In May 2006, $75 million of our private placement notes will become due. We anticipate repaying these notes with cash expected to be provided by
operating activities or a combination of such cash, available borrowing capacity under our revolving credit facility and the issuance of new private
placement notes.
off balance sheet arrangements
We have utilized various financial instruments from time to time as sources of cash when such instruments provided a cost effective alternative to
our existing sources of cash. We do not believe, however, that we are dependent on the availability of these instruments to fund our working capital
requirements or our growth plans.
On December 29, 2000, we completed a sale-leaseback transaction. Under the terms of the transaction, we sold 90 properties, including land, buildings
and improvements, which generated $52.3 million of additional cash. The lease, which is being accounted for as an operating lease, provides for an
initial lease term of 21 years and may be extended for one initial ten-year period and two additional successive periods of five years each. The resulting
gain of $4.5 million has been deferred and is being amortized over the initial lease term. Net rent expense during the initial term will be approximately
$5.5 million annually.
In August 2001, we completed a sale-leaseback with O’Reilly-Wooten 2000 LLC (an entity owned by certain shareholders of the Company).

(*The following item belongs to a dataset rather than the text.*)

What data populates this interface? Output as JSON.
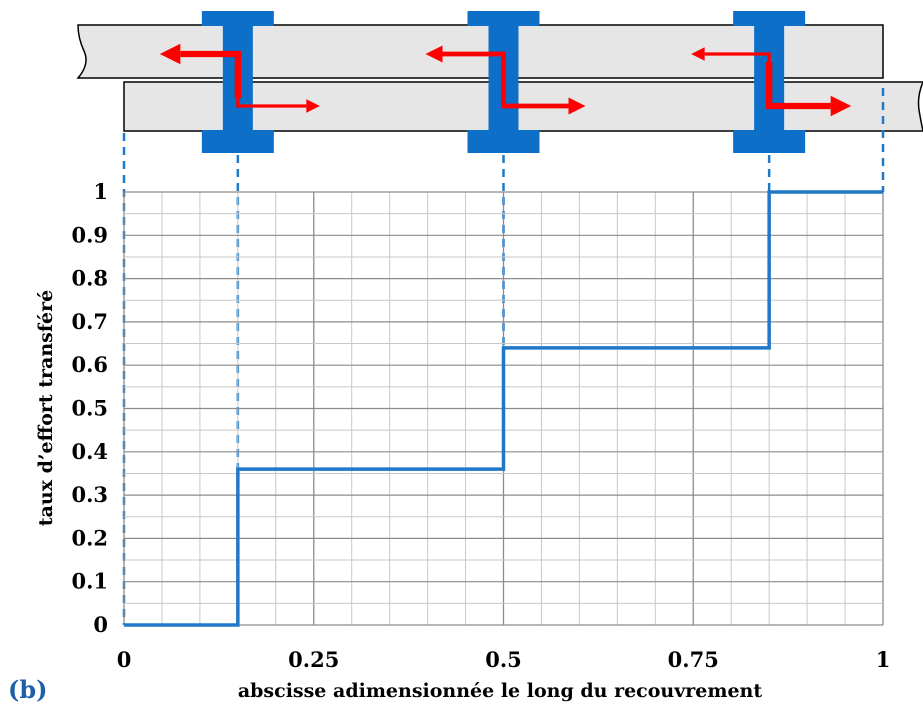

The transaction involved the sale and leaseback of nine O’Reilly Auto Parts stores and resulted in approximately $5.6 million of additional cash
to us. The transaction did not result in a material gain or loss. The lease, which has been accounted for as an operating lease, calls for an initial
term of 15 years with three five-year renewal options.
On June 26, 2003, we completed an amended and restated master agreement to our $50 million Synthetic Operating Lease Facility, relating to our
properties leased from SunTrust Equity Funding, LLC (the “Synthetic Lease”), with a group of financial institutions. The terms of the Synthetic
Lease provide for an initial lease period of five years, a residual value guarantee of approximately $42.2 million at December 31, 2005, and purchase
options on the properties. The Synthetic Lease also contains a provision for an event of default whereby the lessor, among other things, may require
us to purchase any or all of the properties. One additional renewal period of five years may be requested from the lessor, although the lessor is not
obligated to grant such renewal. The Synthetic Lease has been accounted for as an operating lease under the provisions of Financial Accounting
Standards Board (“FASB”) SFAS No. 13 and related interpretations, including FASB Interpretation No. 46.

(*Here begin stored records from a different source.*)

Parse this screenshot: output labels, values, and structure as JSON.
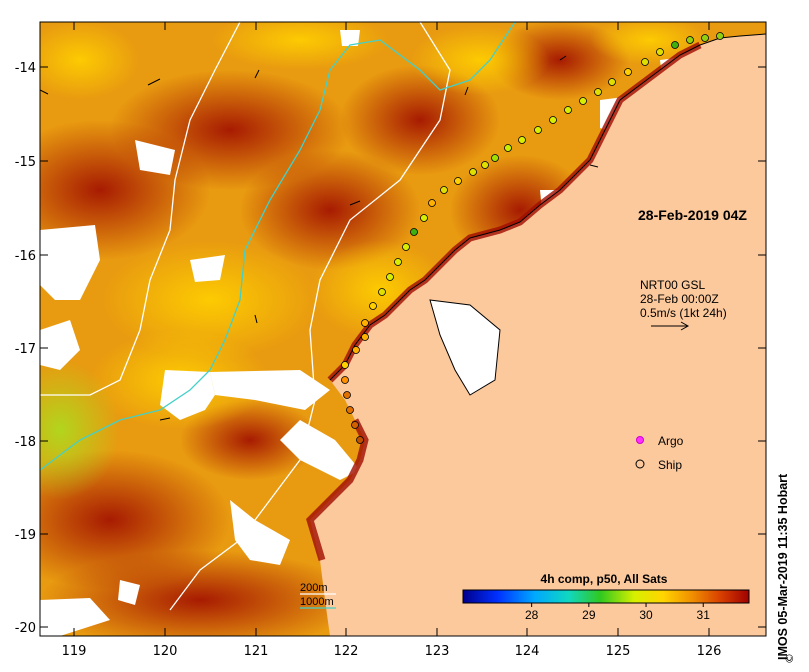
{
  "map": {
    "lon_ticks": [
      "119",
      "120",
      "121",
      "122",
      "123",
      "124",
      "125",
      "126"
    ],
    "lat_ticks": [
      "-14",
      "-15",
      "-16",
      "-17",
      "-18",
      "-19",
      "-20"
    ],
    "timestamp_label": "28-Feb-2019 04Z",
    "current_legend": {
      "line1": "NRT00 GSL",
      "line2": "28-Feb 00:00Z",
      "line3": "0.5m/s (1kt 24h)"
    },
    "symbol_legend": {
      "argo": "Argo",
      "ship": "Ship"
    },
    "isobath_legend": {
      "shallow": "200m",
      "deep": "1000m"
    },
    "colorbar": {
      "title": "4h comp, p50, All Sats",
      "ticks": [
        "28",
        "29",
        "30",
        "31"
      ],
      "range": [
        27,
        32
      ]
    },
    "credit": "IMOS 05-Mar-2019 11:35 Hobart",
    "copyright_mark": "©",
    "colors": {
      "land": "#fcc99c",
      "hot": "#a00d00",
      "ship_track": "#90d010",
      "isobath_200": "#ffffff",
      "isobath_1000": "#44d0c8"
    }
  }
}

We issue stand-by letters of credit provided by a $50 million sublimit under the Credit Facility that reduce our available borrowings. These letters of
credit are issued primarily to satisfy the requirements of workers compensation, general liability and other insurance policies. Substantially all of the
outstanding letters of credit have a one-year term from the date of issuance and have been issued to replace surety bonds that were previously issued.
Letters of credit totaling $29.3 million and $21.3 million were outstanding at December 31, 2005 and 2004, respectively.